السلام عليكم ورحمة الله وبركاته
Bintan, Kampus Bersendikan Wahyu Berteraskan Ilmu — Kolaborasi akademik lintas negara antara Sekolah Tinggi Agama Islam Negeri (STAIN) Sultan Abdurrahman (SAR) Kepulauan Riau dan Kolej Universiti Islam Johor Sultan Ibrahim (KUIJSI), Malaysia, terus diarahkan pada kegiatan yang memberi ruang bagi pertukaran gagasan, pengalaman, dan wawasan bagi sivitas akademika. Komitmen tersebut diwujudkan melalui Seminar Internasional bertajuk “Opportunities and Challenges of Dakwah and Economy in the Digital Era; Young Leaders: Innovate, Inspire, Impact” di Ruang Rapat Dosen Gedung Kuliah Terpadu STAIN SAR Kepri, Kamis (13/8/2026).
Seminar
ini menjadi bagian dari rangkaian kunjungan Program Jaringan Dakwah
Antarabangsa KUIJSI ke STAIN SAR Kepri.
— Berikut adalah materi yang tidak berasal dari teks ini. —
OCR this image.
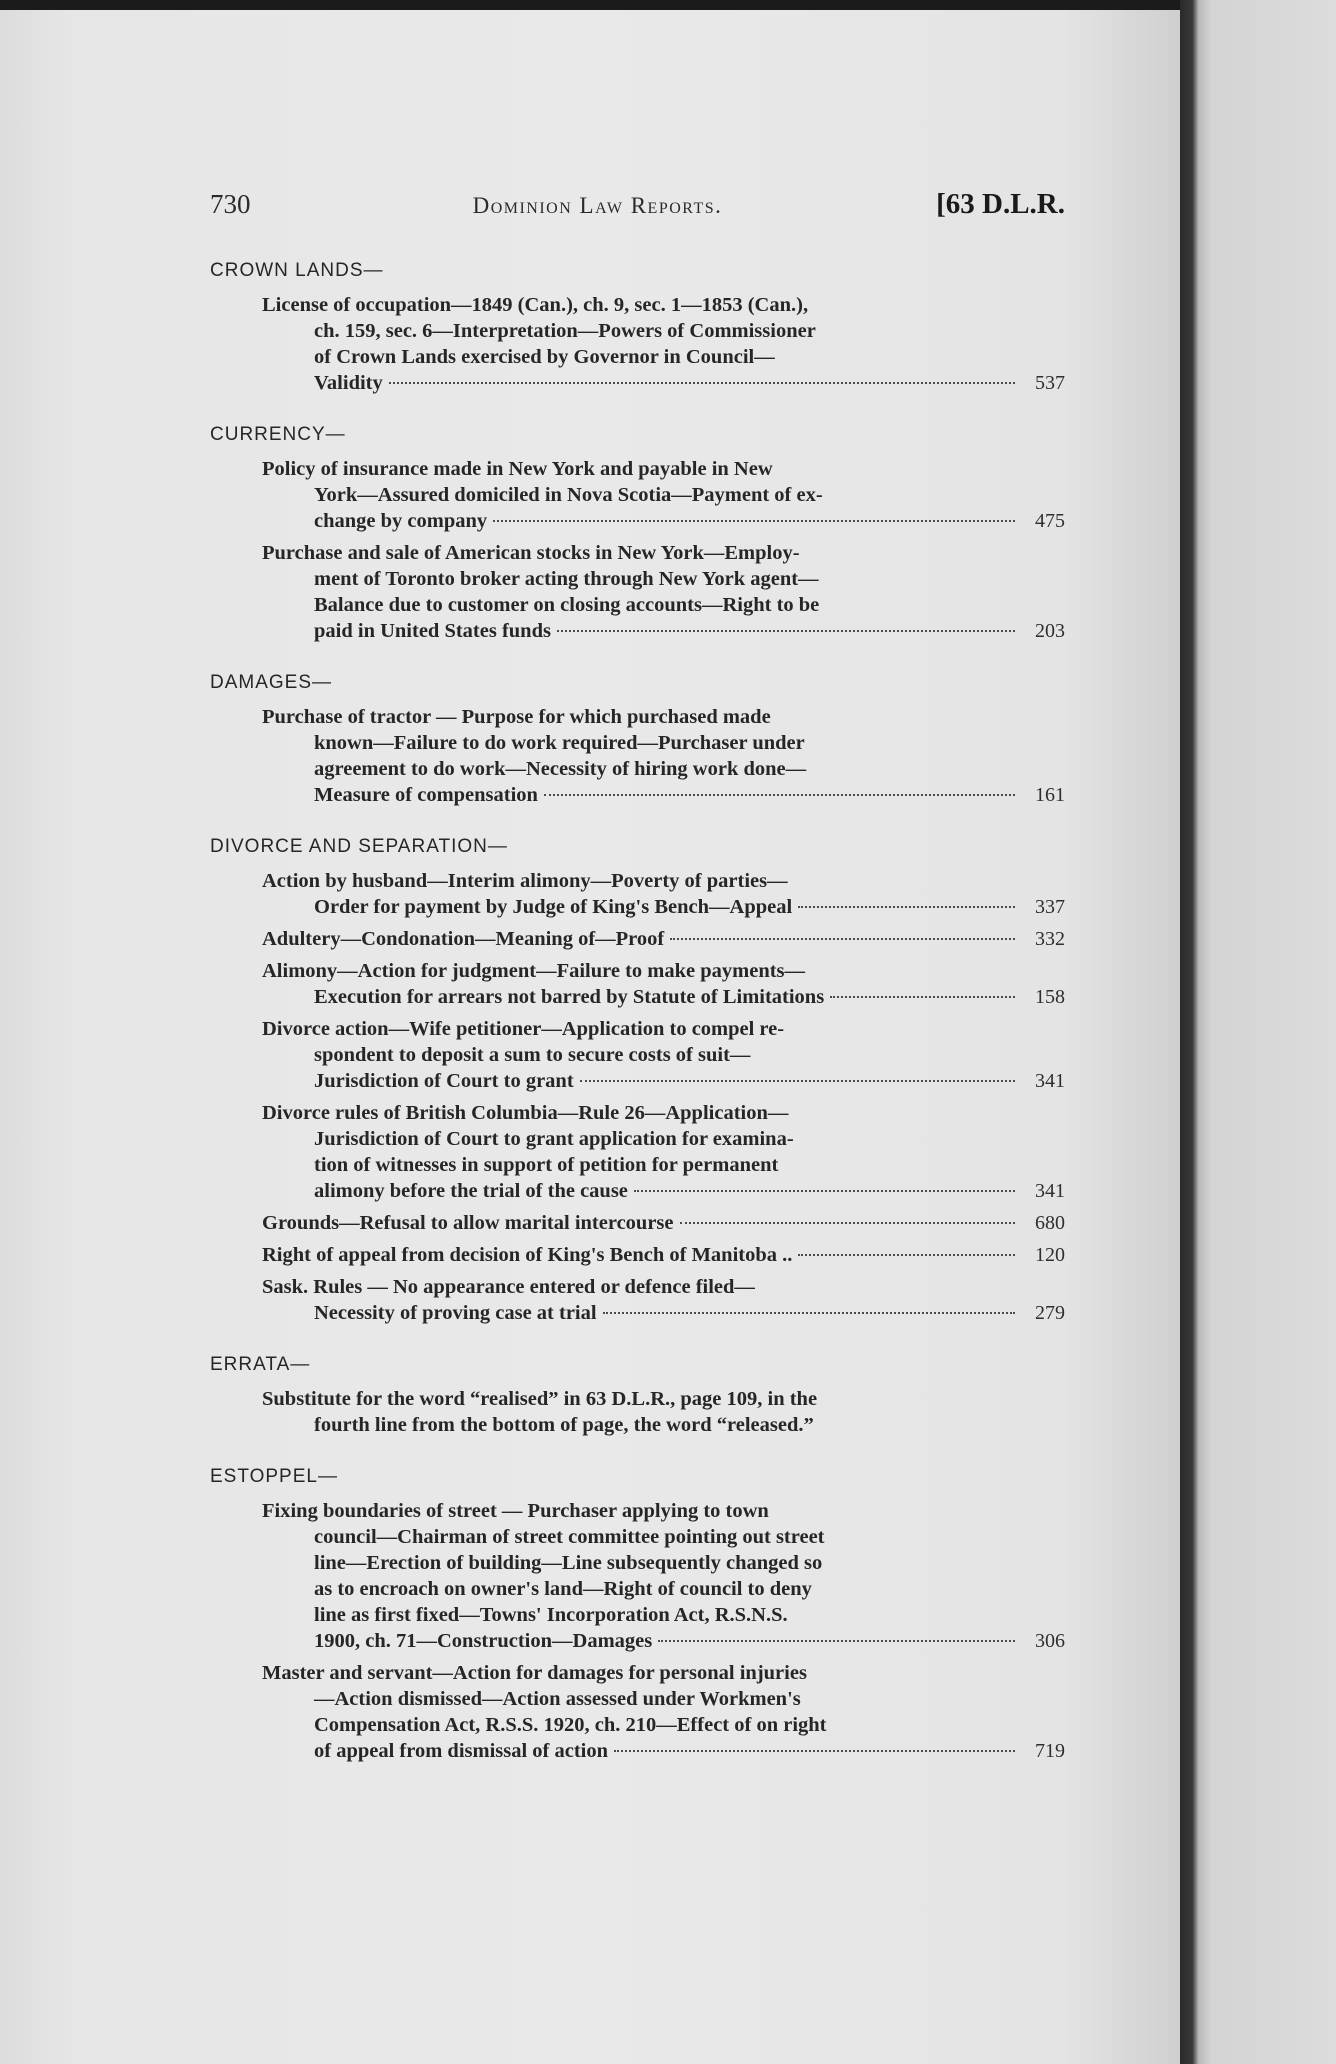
730	Dominion Law Reports.	[63 D.L.R.
CROWN LANDS—
License of occupation—1849 (Can.), ch. 9, sec. 1—1853 (Can.),
ch. 159, sec. 6—Interpretation—Powers of Commissioner
of Crown Lands exercised by Governor in Council—
Validity	537
CURRENCY—
Policy of insurance made in New York and payable in New
York—Assured domiciled in Nova Scotia—Payment of ex-
change by company	475
Purchase and sale of American stocks in New York—Employ-
ment of Toronto broker acting through New York agent—
Balance due to customer on closing accounts—Right to be
paid in United States funds	203
DAMAGES—
Purchase of tractor — Purpose for which purchased made
known—Failure to do work required—Purchaser under
agreement to do work—Necessity of hiring work done—
Measure of compensation	161
DIVORCE AND SEPARATION—
Action by husband—Interim alimony—Poverty of parties—
Order for payment by Judge of King's Bench—Appeal	337
Adultery—Condonation—Meaning of—Proof	332
Alimony—Action for judgment—Failure to make payments—
Execution for arrears not barred by Statute of Limitations	158
Divorce action—Wife petitioner—Application to compel re-
spondent to deposit a sum to secure costs of suit—
Jurisdiction of Court to grant	341
Divorce rules of British Columbia—Rule 26—Application—
Jurisdiction of Court to grant application for examina-
tion of witnesses in support of petition for permanent
alimony before the trial of the cause	341
Grounds—Refusal to allow marital intercourse	680
Right of appeal from decision of King's Bench of Manitoba ..	120
Sask. Rules — No appearance entered or defence filed—
Necessity of proving case at trial	279
ERRATA—
Substitute for the word “realised” in 63 D.L.R., page 109, in the
fourth line from the bottom of page, the word “released.”
ESTOPPEL—
Fixing boundaries of street — Purchaser applying to town
council—Chairman of street committee pointing out street
line—Erection of building—Line subsequently changed so
as to encroach on owner's land—Right of council to deny
line as first fixed—Towns' Incorporation Act, R.S.N.S.
1900, ch. 71—Construction—Damages	306
Master and servant—Action for damages for personal injuries
—Action dismissed—Action assessed under Workmen's
Compensation Act, R.S.S. 1920, ch. 210—Effect of on right
of appeal from dismissal of action	719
Kegiatan tersebut bertujuan
memperkenalkan peluang pendidikan tinggi lintas negara kepada mahasiswa KUIJSI,
khususnya dalam bidang agama dan pendidikan, sekaligus memperluas pemahaman
mengenai budaya, dakwah, dan aktivitas kemahasiswaan di lingkungan STAIN SAR
Kepri.
Hadir
sebagai narasumber, Dekan Sekolah Muamalat dan Pengurusan KUIJSI, Puan Nur
Hafizah Binti Jamaluddin; Ketua Program Studi Manajemen Bisnis Syariah (MBS)
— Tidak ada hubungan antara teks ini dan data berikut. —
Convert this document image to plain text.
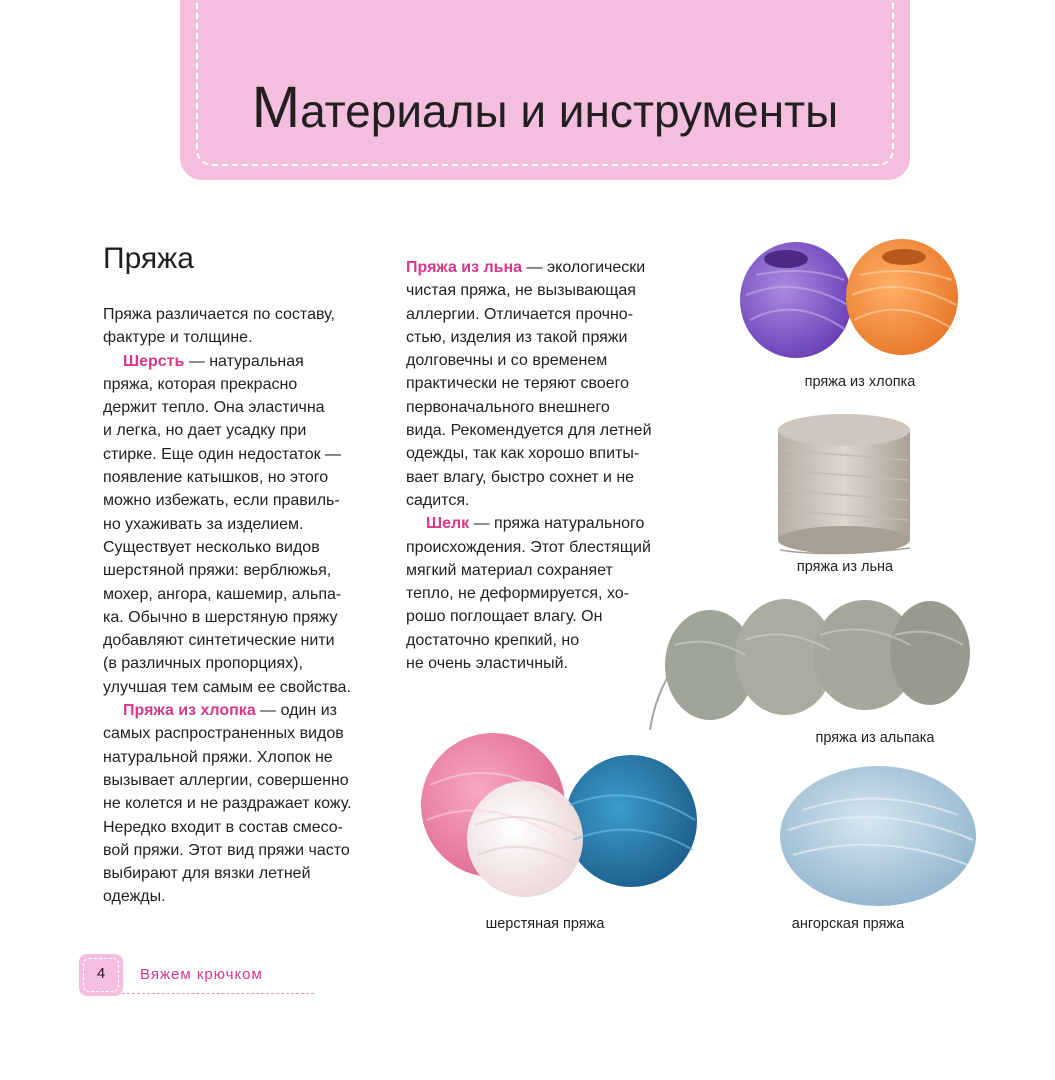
Материалы и инструменты
Пряжа

Пряжа различается по составу,
фактуре и толщине.

Шерсть — натуральная
пряжа, которая прекрасно
держит тепло. Она эластична
и легка, но дает усадку при
стирке. Еще один недостаток —
появление катышков, но этого
можно избежать, если правиль-
но ухаживать за изделием.
Существует несколько видов
шерстяной пряжи: верблюжья,
мохер, ангора, кашемир, альпа-
ка. Обычно в шерстяную пряжу
добавляют синтетические нити
(в различных пропорциях),
улучшая тем самым ее свойства.

Пряжа из хлопка — один из
самых распространенных видов
натуральной пряжи. Хлопок не
вызывает аллергии, совершенно
не колется и не раздражает кожу.
Нередко входит в состав смесо-
вой пряжи. Этот вид пряжи часто
выбирают для вязки летней
одежды.

Пряжа из льна — экологически
чистая пряжа, не вызывающая
аллергии. Отличается прочно-
стью, изделия из такой пряжи
долговечны и со временем
практически не теряют своего
первоначального внешнего
вида. Рекомендуется для летней
одежды, так как хорошо впиты-
вает влагу, быстро сохнет и не
садится.

Шелк — пряжа натурального
происхождения. Этот блестящий
мягкий материал сохраняет
тепло, не деформируется, хо-
рошо поглощает влагу. Он
достаточно крепкий, но
не очень эластичный.

пряжа из хлопка

пряжа из льна

пряжа из альпака

ангорская пряжа

шерстяная пряжа

4	Вяжем крючком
STAIN SAR Kepri, Kamaruzaman, M.M.; Ketua Program Studi Pendidikan Islam Anak
Usia Dini (PIAUD), Nadya Nela Rosa, M.Psi.; serta dosen Program Studi
Komunikasi dan Penyiaran Islam (KPI), Arinil Haq, M.Sos. Kegiatan dimoderatori
Shidratul Attika, M.Pd.
Dalam
pemaparannya, Kamaruzaman mengangkat tema “Opportunities and Challenges in
Dakwah and Economy in the Digital Era: The Islamic Solution Perspective and the
Strengthening of an Equitable Sharia Economy.” Ia menekankan bahwa
perkembangan teknologi digital menghadirkan peluang sekaligus tantangan bagi
dakwah dan ekonomi Islam.
Menurutnya,
perkembangan ekonomi digital perlu diimbangi dengan penguatan nilai moral,
keadilan, dan tanggung jawab sosial. Prinsip ekonomi Islam tidak semata-mata
berorientasi pada pencapaian material, tetapi juga menempatkan etika,
kemaslahatan, dan amanah sebagai fondasi dalam aktivitas ekonomi.
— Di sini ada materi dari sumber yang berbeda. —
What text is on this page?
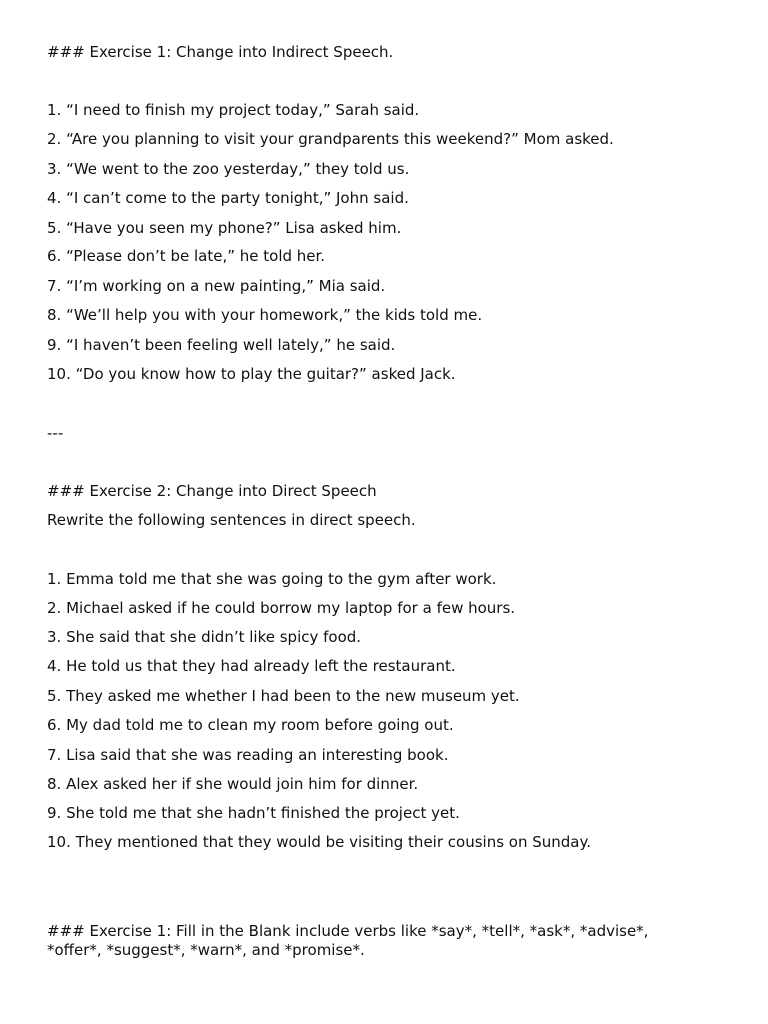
### Exercise 1: Change into Indirect Speech.
1. “I need to finish my project today,” Sarah said.
2. “Are you planning to visit your grandparents this weekend?” Mom asked.
3. “We went to the zoo yesterday,” they told us.
4. “I can’t come to the party tonight,” John said.
5. “Have you seen my phone?” Lisa asked him.
6. “Please don’t be late,” he told her.
7. “I’m working on a new painting,” Mia said.
8. “We’ll help you with your homework,” the kids told me.
9. “I haven’t been feeling well lately,” he said.
10. “Do you know how to play the guitar?” asked Jack.
---
### Exercise 2: Change into Direct Speech
Rewrite the following sentences in direct speech.
1. Emma told me that she was going to the gym after work.
2. Michael asked if he could borrow my laptop for a few hours.
3. She said that she didn’t like spicy food.
4. He told us that they had already left the restaurant.
5. They asked me whether I had been to the new museum yet.
6. My dad told me to clean my room before going out.
7. Lisa said that she was reading an interesting book.
8. Alex asked her if she would join him for dinner.
9. She told me that she hadn’t finished the project yet.
10. They mentioned that they would be visiting their cousins on Sunday.
### Exercise 1: Fill in the Blank include verbs like *say*, *tell*, *ask*, *advise*, *offer*, *suggest*, *warn*, and *promise*.
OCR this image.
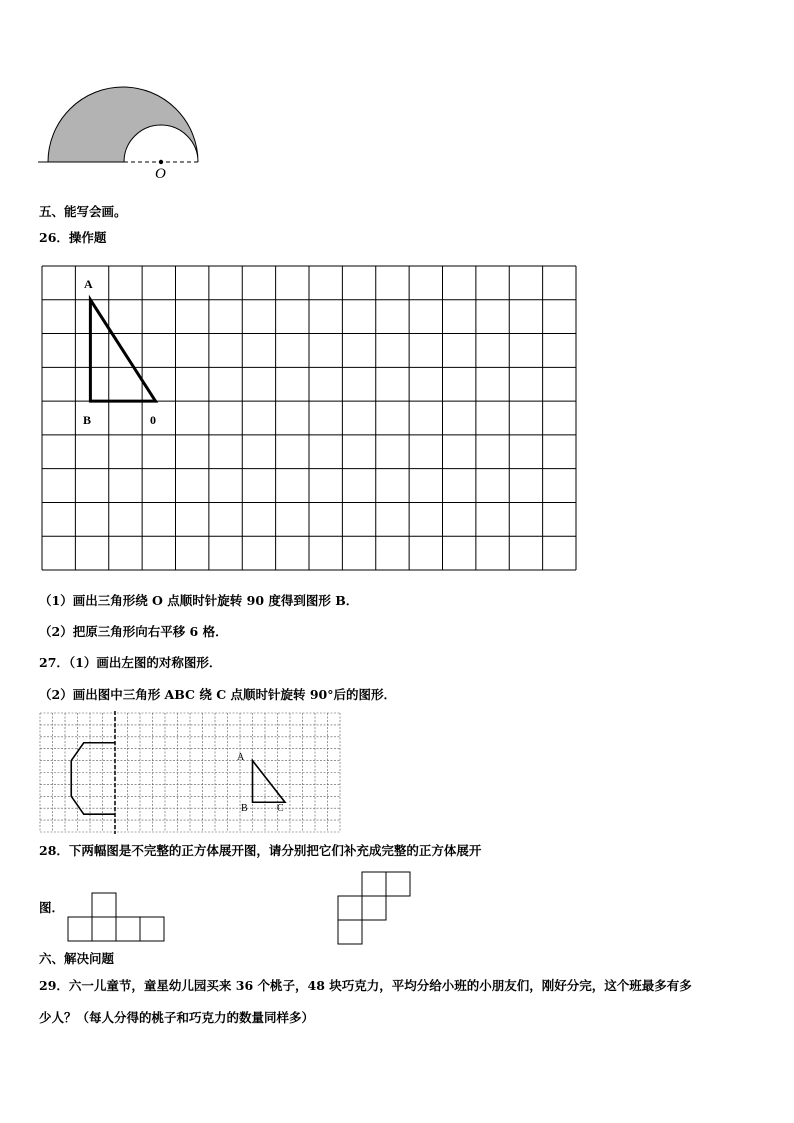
O
五、能写会画。
26．操作题
A
B	0
（1）画出三角形绕 O 点顺时针旋转 90 度得到图形 B．
（2）把原三角形向右平移 6 格．
27．（1）画出左图的对称图形．
（2）画出图中三角形 ABC 绕 C 点顺时针旋转 90°后的图形．
A
B	C
28．下两幅图是不完整的正方体展开图，请分别把它们补充成完整的正方体展开
图．
六、解决问题
29．六一儿童节，童星幼儿园买来 36 个桃子，48 块巧克力，平均分给小班的小朋友们，刚好分完，这个班最多有多
少人？（每人分得的桃子和巧克力的数量同样多）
“Ekonomi syariah tidak memisahkan pencarian kekayaan material dari nilai moral dan akhlak. Manusia merupakan khalifah yang diberi amanah untuk mengelola sumber daya dengan penuh tanggung jawab,” jelasnya.


Ia
juga menyoroti pentingnya penerapan etika bisnis dalam ekosistem digital,
terutama kejujuran, transparansi, perlindungan konsumen, harga yang adil, serta
orientasi terhadap kemaslahatan bersama. Dalam konteks tersebut, reputasi dan
kepercayaan menjadi modal penting dalam membangun keberlanjutan aktivitas
ekonomi digital.
Sementara
itu, Nadya Nela Rosa, M.Psi., membahas peluang dan tantangan dakwah serta
ekonomi digital dari perspektif Pendidikan Islam Anak Usia Dini (PIAUD).
Perspektif tersebut memperluas diskusi mengenai pentingnya menyiapkan generasi
sejak dini agar mampu beradaptasi dengan perkembangan teknologi tanpa
kehilangan nilai-nilai keislaman.
Sementara
Arinil Haq, M.Sos., turut memperkaya diskusi melalui perspektif komunikasi dan
penyiaran Islam, terutama mengenai perkembangan dakwah di tengah perubahan pola
komunikasi masyarakat pada era digital.
Plt.
Wakil Ketua I STAIN SAR Kepri, Dr. Fadhila Yonata, M.Pd., mengapresiasi
kehadiran delegasi KUIJSI dan menegaskan bahwa kerja sama internasional harus
diarahkan pada program yang memberikan manfaat nyata bagi sivitas akademika.
“Kolaborasi
ini kita harapkan tidak hanya sebatas MoU di atas kertas, tetapi dapat
diwujudkan dalam berbagai bentuk kerja sama antara dosen, mahasiswa, maupun
pengembangan program akademik bersama,” ujarnya.
Menurutnya,
seminar internasional tersebut menjadi ruang penting untuk mempertemukan
perspektif akademisi dari kedua institusi. Selain memperluas wawasan keilmuan,
kegiatan tersebut diharapkan membuka peluang kolaborasi dalam penelitian,
publikasi, pengembangan program akademik, serta kegiatan kemahasiswaan.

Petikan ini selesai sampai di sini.